Pourtant, puisque nous nous livrons aujourd'hui à un exercice de réflexion libre et ouvert, en tant que Président de cette institution, en tant que député européen, je ne peux que m'interroger, avec vous, sur la place réservée au Parlement européen.
Nous autres députés sommes, traditionnellement, au sein du triangle européen, les défenseurs privilégiés des droits de l'Homme et des libertés fondamentales. Cela correspond à une évolution historique, puisque c'est dans ce domaine, principalement, que le Parlement a commencé à faire entendre sa voix en politique étrangère, mais c'est aussi le reflet de la volonté déterminée, de la part de ses membres, de défendre sans concession les valeurs de démocratie et de liberté qui fondent le projet européen.
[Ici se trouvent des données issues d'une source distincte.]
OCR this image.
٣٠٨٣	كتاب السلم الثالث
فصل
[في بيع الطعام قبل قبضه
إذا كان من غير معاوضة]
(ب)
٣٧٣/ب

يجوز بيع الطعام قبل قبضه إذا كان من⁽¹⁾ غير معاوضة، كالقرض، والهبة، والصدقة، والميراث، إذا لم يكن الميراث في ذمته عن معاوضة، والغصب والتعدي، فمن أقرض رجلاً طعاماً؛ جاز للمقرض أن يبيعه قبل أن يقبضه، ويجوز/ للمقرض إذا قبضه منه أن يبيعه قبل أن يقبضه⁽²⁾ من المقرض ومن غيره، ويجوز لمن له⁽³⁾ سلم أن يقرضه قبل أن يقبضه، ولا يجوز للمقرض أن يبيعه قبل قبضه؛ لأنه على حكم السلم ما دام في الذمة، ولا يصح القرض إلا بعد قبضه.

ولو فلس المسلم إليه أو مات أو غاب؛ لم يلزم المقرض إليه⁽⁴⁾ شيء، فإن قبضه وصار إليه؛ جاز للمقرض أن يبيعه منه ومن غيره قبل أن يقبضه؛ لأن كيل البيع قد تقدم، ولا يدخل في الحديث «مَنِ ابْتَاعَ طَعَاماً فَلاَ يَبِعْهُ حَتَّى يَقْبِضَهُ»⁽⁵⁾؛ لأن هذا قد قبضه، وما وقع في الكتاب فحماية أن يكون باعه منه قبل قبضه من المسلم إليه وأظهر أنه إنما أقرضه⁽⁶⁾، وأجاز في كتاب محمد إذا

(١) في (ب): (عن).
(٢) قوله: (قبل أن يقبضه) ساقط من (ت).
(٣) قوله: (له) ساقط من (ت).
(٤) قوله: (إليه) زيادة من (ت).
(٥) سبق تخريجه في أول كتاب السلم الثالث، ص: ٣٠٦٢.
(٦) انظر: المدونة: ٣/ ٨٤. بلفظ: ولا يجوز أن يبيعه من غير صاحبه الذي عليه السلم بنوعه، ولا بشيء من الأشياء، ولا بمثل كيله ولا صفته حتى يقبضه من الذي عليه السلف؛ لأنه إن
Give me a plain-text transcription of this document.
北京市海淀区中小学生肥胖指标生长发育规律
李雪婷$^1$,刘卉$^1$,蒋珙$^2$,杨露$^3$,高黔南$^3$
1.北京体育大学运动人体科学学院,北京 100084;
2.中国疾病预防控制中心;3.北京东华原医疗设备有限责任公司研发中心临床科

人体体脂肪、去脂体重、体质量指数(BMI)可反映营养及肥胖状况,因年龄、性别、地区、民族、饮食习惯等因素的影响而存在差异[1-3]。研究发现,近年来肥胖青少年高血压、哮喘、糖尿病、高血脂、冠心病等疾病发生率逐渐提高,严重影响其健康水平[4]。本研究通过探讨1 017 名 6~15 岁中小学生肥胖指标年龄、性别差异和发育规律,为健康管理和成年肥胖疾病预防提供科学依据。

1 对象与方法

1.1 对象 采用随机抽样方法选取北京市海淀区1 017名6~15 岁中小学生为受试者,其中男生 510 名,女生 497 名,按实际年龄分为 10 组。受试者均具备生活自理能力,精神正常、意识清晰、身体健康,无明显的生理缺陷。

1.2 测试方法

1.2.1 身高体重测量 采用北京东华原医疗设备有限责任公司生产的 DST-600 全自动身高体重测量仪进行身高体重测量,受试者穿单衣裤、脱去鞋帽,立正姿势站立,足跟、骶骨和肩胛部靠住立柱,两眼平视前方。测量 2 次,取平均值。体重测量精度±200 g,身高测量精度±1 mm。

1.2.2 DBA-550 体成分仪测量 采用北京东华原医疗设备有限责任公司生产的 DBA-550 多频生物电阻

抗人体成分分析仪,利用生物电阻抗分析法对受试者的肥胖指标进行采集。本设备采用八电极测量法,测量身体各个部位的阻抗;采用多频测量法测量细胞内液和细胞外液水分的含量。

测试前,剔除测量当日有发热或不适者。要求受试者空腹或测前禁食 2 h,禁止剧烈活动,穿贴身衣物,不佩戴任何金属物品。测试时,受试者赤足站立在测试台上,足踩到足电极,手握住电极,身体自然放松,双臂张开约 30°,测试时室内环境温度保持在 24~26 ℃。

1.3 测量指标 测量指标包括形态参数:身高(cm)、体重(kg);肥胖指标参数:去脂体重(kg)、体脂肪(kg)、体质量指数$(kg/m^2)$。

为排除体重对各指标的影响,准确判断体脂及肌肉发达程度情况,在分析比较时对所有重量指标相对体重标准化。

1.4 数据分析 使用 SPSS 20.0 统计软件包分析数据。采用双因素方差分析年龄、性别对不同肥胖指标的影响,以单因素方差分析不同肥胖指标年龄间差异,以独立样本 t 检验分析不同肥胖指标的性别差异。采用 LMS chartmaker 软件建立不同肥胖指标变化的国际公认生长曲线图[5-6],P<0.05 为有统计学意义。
Notre implication ne se limite plus, heureusement, aux questions de droits de l'Homme. Nous avons acquis, au fil du temps, une influence croissante sur l'ensemble des questions internationales : à travers, par exemple, les missions d'observation électorale, l'auditions des représentants spéciaux, la ratification des traités internationaux et notre participation à des assemblées parlementaires multinationales, nous avons fait de cette enceinte un lieu privilégié de débat et de décision sur les questions de politique étrangère.
Pourtant, notre rôle demeure, par la volonté même des Etats membres et des traités successifs, singulièrement limité en matière de politique étrangère et de sécurité commune.
Faut-il qu'il en soit toujours ainsi ? Ne pourrait-on pas imaginer que le Parlement européen, qui possède une autorité morale particulière et qui demeure un réservoir exceptionnel de talents et de compétences, ne joue un rôle plus actif sur ces questions ?
N'est-ce pas le mouvement même de la construction européenne, qui avance vers une démocratisation croissante et une transparence accrue des processus de décision, qui le voudrait ? En particulier, dans le domaine de la médiation des conflits, n'existe-t-il pas une nécessité d'accroître le rôle de la diplomatie parlementaire européenne ?
Je suis sûr que cette journée au service de la paix, aujourd'hui, nous permettra d'apporter quelques réponses à l'ensemble de ces questions et de progresser utilement vers une Europe plus forte, plus démocratique et plus unie sur la scène internationale. C'est, en tout cas, mon vœu le plus cher, comme Président de ce Parlement et comme ardent défenseur de l'idée européenne qui repose sur le respect et la promotion des valeurs universelles et des libertés fondamentales.